|16th January 2021, 09:59 PM||#11|
Join Date: Oct 2008
The 6AV5 Autopsy #2
I cut away the bottom mica and cut the two plate wires, and the plate structure just slid up & off. Here's what's inside.
The only anomaly so far seems to be a little flaking of the white coating on what I guess is the cathode...
I was expecting something lot more dramatic.
Looks like the poor thing died in its sleep, Bless Its Heart.
What next, George?
PS I feel like such a wuss for not really COOKING these tubes...but I guess you've got to start someplace.
|16th January 2021, 10:59 PM||#12|
Join Date: Jul 2005
Location: West Virginia panhandle
I started ripping tubes apart when I was a kid to see how they worked.

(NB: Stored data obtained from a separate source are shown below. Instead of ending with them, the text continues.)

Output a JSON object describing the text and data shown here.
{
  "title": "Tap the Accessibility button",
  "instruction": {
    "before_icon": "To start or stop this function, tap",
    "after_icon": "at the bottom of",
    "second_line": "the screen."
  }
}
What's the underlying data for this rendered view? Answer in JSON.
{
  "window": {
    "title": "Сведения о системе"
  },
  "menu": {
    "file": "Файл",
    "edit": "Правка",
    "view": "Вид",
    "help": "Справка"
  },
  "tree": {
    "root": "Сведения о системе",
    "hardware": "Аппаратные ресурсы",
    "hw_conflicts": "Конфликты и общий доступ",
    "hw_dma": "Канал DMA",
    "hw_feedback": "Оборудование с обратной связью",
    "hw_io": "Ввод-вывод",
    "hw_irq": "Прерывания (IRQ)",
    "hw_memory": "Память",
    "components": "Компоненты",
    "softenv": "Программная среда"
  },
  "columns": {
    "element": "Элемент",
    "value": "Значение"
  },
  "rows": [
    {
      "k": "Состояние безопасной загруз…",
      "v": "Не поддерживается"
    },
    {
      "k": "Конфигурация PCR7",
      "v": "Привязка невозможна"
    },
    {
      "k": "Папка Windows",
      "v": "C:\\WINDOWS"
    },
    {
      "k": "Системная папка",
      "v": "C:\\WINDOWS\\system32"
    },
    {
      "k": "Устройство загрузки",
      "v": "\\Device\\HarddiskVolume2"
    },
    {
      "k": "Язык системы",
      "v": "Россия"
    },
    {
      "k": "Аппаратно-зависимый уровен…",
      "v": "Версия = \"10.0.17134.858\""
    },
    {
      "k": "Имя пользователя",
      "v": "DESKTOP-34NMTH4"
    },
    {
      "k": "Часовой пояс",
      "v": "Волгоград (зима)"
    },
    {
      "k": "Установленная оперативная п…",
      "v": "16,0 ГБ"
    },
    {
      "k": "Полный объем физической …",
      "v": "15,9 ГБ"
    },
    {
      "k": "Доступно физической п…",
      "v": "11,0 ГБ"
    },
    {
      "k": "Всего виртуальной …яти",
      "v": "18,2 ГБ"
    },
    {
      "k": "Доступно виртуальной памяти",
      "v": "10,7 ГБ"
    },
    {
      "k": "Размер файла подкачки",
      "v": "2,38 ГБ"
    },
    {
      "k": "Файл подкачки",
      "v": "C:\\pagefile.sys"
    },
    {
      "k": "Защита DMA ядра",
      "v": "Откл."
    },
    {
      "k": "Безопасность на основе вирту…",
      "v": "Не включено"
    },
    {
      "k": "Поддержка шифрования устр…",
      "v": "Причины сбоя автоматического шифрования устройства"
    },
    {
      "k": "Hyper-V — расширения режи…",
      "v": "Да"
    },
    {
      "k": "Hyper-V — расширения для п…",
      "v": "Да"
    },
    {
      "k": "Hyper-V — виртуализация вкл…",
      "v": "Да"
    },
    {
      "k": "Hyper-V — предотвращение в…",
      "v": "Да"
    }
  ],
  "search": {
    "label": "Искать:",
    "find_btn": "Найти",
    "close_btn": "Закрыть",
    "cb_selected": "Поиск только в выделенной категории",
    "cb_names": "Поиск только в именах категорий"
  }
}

I would dig through the trash behind the two TV repair shops within walking distance of my house to find tubes. I also went to the trash dump with a neighbor to shop for tubes, transformers and other useful parts from dead TV's, radios and whatever. I tried to build stuff without knowing what I was doing, so stuff died.....a lot. I then took it apart to see how or why it died. I did the same with lawnmower engines too, and I had the fastest go-cart in the neighborhood.
Most tubes die slowly without leaving much of a forensic trail behind. The flaking part of your cathode was likely done during disassembly. The pictures all look somewhat normal, with the possible exception of the last picture. It looks like there is a darkish brown discoloration on the right side of the cathode. If that's not an artifact from the camera or lighting, it could be cathode poisoning.
The tube in the picture actually exploded from being asked to dissipate nearly 400 watts instead of 40. The plate pin passed 100's of amps for a few milliseconds causing it to vaporize shattering the glass. I did not need to hammer this tube. You would think that all sorts of stuff would be fried inside, but there was only a small area of damage on the cathode where the lightning bolt jumped to the plate during a tube arc. There should be a wire leading from the plate to a pin in the front of the base. What's left of it was permanently welded into the tube socket.
In a different experiment many years ago I stuck some ugly 6BQ6GA tubes in an SSE and decided to see just how far I could push them. How's nearly 30 watts at maybe 10% THD. You could read a book by the white light coming from the plates. Tube life would have been measured in minutes, but this excess caused the cathode bypass cap to explode, ending the fun. Even so these tubes didn't seem to work so good any more. I got over 100 of these tubes at an average cost of 78 cents each. All were sold as "new" but some were obviously used, some even dead. These were the ugliest good ones, so I "tested" them. The 6BQ6GT, 6BQ6GA, and 6DQ6 were the tubes that I had the most of as a kid, because they were the most common tube in the dead TV's of the 60's. The 6BQ6GA and the 6AV5GA have identical guts, the only difference is the glass and the pin arrangement.
After this experiment, both tubes met the hammer. Other than some discoloration nothing was obvious here either. The cathodes had just lost emission due to excess heat and probably "gas" though no gaseous glow was present in the tubes.
The most common failure I have found is melted screen grid wires or warped grid rods. i have seen a few warped cathodes too.
Tubelab, I blow stuff up so that you don't have to.